Camus avait écrit l’Etranger 20 ans plus tôt. L’histoire me semblait terriblement actuelle.
Je quittais mon sol natal et débarquais dans cette France que je ne connaissais que par sa langue et sa littérature. Je me sentais désincarné. Étranger au monde comme à moi-même.
J’avais quitté ma maison, mes amis et mes habitudes. Sans larme. Tout me semblait faux, sans intérêt, sans but. L’absence de choix. Je vivais ce départ au travers de mon ombre. Comme si je me regardais de l’extérieur. Je me voyais rassembler quelques affaires, choisir ce qui me suivrait et ce qui devrait rester sur place, fermer ma valise et les volets de ma chambre. Saisir la main d’un frère qui n’était peut-être pas le mien. Caresser un chien qui ne serait plus jamais le mien. Quitter la maison. Monter en voiture, descendre de voiture, embarquer.
Sur le bastingage du bateau qui m’exportait, je sentais le livre s’imprimer sur mes côtes, serré dans la poche intérieure de ma veste.
L’Etranger était avec moi, en moi ; je devenais lui. Je n’étais jamais tant étranger qu’à mesure que le bateau s’approchait des côtes françaises. Pour mon pays, j’étais le français devenu ennemi mais pour cette France, j’étais l’étranger, ni ennemi, ni ami.

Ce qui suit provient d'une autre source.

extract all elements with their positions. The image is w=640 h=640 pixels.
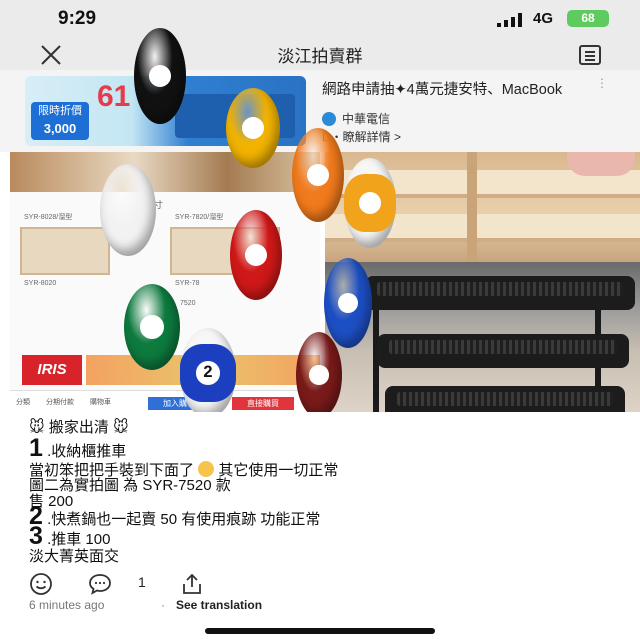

Après le port de Marseille, j’avais pris le train pour rejoindre Toulon et une famille que je ne connaissais pas vraiment.
J’étais arrivé dans la lumière dorée d’une fin de journée. J’avais contemplé cet immeuble aux stores jaunes et oranges qui serait dorénavant celui que mon corps habiterait.
Combien de temps étais-je resté dans cet état second ? Dans le brouillard d’une vie que j’occupais sans être mienne ? Combien temps avais-je été jardinier, dans les belles maisons de l’Anse Méjean ?
En ce 1er août 2025, quand le souffle de la balle m’a jeté au sol, le tireur scandait encore et encore « La France aux français ».
En tombant à la renverse sur le bitume de la cité de la Baume, mes souvenirs d’enfance me reviennent : le goût des Msemens, le souvenir de ma maison à 2 étages, le serveur qui m’empêche d’entrer dans le bar quelques minutes avant son explosion.
Quand j’ouvre les yeux, c’est comme si je voyais le ciel et cet immeuble aux stores jaunes pour la 1ere fois. Je me sens reconnaissant. Camus m’a sauvé la vie. L’Etranger est mort d’une balle entre les pages. Je me sens enfin vivant. Et définitivement français.